AstraZeneca's drug headache leads to profits slump
The emptiness of AstraZeneca's drug cabinet was laid bare yesterday as a number of patent expiries – including its bestselling cholesterol-buster Crestor – saw the pharmaceutical giant miss City expectations on sales and profits, both of which fell for the seventh-consecutive quarter.
AstraZeneca's pre-tax profits slumped 24 per cent to $4bn (£3.4bn) during the first nine months of the year. News that the struggling drug maker has appointed a new finance boss – ex-GlaxoSmithKline executive Marc Dunoyer will take over from the departing Simon Lowth – could not stop its shares falling 21p to 3,309p.
Mr Dunoyer, currently AstraZeneca's head of product development, joined the company from GSK over the summer.
AstraZeneca admitted that cheaper, generic rivals on several brands including ulcer treatment Nexium and anti-psychotic Seroquel IR, as well as Crestor in Canada and Australia, had knocked $350m off its revenues in just the last three months. That was, however, a lower hit than experienced in each of the previous four quarters.Overall, sales slumped 9 per cent to $18.9bn between January and September. The negative impact of US healthcare reform also cost AstraZeneca – the hit was $199m in just the last three months.
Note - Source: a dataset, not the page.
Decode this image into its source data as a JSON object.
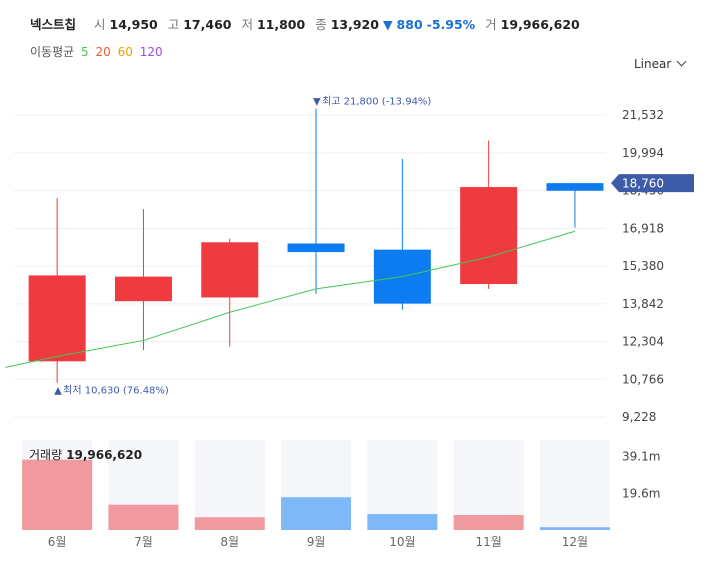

One glimmer of good news was that the drug maker managed to grow sales in China, where other pharma giants, including AstraZeneca's domestic rival GSK, stand accused of a bribery scandal.
The company's growth in the country was "slower" at 13 per cent, it said, but that compared to GSK Chinese sales crashing by 61 per cent in the third quarter.
AstraZeneca's chief executive, Pascal Soriot, who has been in the job for just over a year, claimed he was "pleased with the progress we are making, particularly on the pipeline".
AstraZeneca has seen three regulatory filings and three drugs begin Phase III trials in recent months – but has also been hit by a string of hoped-for breakthrough drugs failing at trials this year.
Mr Soriot has presided over thousands of job cuts, particularly in sales, cutting the company's headcount by more than 11,000 over two years.